In other words, for example, should a good set of nonwords rely on CVCV structures only to the extent that these exist in the two-syllable words in the lexicon? Is it useful to include presumably articulatorily complex sequences such as triconsonantal clusters, or rare consonant sequences across syllable boundaries? What is the relationship between the relative frequency of particular consonants (eg dh) and their being late-acquired?
And what exactly would a specifically phonological impairment look like? Should errors be predicted mainly in one natural class, such as fricatives (but how would you differentiate a phonological difficulty with a natural class from an articulatory or perceptual difficulty with fricative production or perception?), or mainly in syllable structure, or stress assignment? Would you predict that a nonword where all the consonants were voiceless stops would be easier or harder than one where all the consonants were nasals, and if so, why? would it be useful to have multisyllabic items with all front vowels, or all back vowels, rather than a mixture?

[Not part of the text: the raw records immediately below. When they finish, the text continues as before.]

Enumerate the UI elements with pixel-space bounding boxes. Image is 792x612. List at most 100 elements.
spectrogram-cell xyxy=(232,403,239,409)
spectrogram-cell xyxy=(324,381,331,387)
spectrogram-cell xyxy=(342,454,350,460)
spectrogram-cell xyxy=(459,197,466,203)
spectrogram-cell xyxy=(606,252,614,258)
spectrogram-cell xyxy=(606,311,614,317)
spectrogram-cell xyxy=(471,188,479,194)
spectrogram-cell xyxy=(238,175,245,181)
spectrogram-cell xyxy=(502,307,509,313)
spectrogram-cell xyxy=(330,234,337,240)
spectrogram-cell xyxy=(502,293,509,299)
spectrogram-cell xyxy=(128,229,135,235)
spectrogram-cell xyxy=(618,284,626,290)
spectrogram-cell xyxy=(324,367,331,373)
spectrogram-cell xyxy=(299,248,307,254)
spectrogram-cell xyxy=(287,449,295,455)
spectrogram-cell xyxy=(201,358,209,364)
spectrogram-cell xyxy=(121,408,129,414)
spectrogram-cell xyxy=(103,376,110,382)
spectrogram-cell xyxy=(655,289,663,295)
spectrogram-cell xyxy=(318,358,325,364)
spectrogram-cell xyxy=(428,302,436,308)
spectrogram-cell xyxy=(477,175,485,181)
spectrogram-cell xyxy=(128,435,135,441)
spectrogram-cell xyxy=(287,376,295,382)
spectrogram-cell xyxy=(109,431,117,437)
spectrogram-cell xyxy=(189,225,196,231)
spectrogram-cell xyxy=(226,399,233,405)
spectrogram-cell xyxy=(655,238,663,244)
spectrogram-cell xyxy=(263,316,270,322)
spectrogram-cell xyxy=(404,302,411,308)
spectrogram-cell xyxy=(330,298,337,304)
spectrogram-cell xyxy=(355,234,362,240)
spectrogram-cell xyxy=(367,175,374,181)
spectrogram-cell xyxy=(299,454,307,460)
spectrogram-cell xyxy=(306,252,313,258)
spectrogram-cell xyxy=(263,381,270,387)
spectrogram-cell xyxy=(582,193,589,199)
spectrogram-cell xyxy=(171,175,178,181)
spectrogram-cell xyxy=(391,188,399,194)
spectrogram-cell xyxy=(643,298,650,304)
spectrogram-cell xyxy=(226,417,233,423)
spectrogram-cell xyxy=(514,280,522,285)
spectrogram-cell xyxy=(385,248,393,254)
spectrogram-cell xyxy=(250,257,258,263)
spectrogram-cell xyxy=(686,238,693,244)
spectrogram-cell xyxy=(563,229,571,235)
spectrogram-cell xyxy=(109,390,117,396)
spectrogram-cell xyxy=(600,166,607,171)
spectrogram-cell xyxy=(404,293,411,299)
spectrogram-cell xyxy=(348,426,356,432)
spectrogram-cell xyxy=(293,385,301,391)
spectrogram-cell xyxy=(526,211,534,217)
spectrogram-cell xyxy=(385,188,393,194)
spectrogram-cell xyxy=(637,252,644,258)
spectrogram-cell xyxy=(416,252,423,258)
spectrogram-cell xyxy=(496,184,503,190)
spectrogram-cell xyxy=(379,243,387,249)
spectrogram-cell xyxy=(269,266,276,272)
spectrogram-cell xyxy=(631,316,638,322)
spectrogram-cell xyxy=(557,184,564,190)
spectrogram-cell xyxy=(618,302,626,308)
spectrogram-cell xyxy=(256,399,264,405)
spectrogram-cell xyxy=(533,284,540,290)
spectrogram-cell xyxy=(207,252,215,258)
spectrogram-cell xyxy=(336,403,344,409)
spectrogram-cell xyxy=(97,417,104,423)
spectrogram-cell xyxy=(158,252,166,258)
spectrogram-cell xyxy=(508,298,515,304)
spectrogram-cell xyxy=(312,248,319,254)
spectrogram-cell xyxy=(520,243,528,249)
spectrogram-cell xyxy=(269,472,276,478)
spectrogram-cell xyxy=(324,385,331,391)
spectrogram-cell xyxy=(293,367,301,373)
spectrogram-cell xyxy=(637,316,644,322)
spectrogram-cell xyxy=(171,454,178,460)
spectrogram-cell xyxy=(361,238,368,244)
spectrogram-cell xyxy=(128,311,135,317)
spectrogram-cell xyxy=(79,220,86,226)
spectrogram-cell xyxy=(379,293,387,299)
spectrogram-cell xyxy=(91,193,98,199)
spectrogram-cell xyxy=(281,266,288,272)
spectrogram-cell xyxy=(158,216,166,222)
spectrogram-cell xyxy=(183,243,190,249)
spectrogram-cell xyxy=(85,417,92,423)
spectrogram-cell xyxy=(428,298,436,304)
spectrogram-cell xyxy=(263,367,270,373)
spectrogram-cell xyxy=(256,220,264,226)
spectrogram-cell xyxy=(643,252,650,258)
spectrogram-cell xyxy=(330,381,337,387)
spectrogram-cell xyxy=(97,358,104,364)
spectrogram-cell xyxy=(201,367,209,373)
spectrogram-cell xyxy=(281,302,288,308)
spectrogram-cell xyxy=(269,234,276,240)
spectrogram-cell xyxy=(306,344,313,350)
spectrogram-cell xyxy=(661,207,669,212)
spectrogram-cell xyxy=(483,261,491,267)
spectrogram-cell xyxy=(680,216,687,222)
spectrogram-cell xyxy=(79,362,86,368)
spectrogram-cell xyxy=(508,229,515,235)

This matters because presumably, the usefulness of nonword repetition tests is the light which they are supposed to shed on phonology – but of course speech sounds can only be described as phonological to the extent that they mirror the properties of real words as really used in a real language. (You can’t use nonword minimal pairs to demonstrate a phonemic difference, for example: minimal pairs can only be drawn from the lexicon.) So nonwords have to reflect in some way the actual characteristics of the items in a person’s or a population’s actual lexicon. Phonology can’t exist without a lexicon, but while on the one hand nonwords that are too similar to real words undermine the rationale behind using non-words in the first place, on the other hand nonwords that are too dissimilar from the lexicon make the task into one of attempting to pronounce non-native sound sequences, rather than plausible-but-non-existent native word. Erring in either of these directions will no doubt leave us better off than with stimuli which are poorly controlled for phonological properties, but there are still plenty questions which need an answer.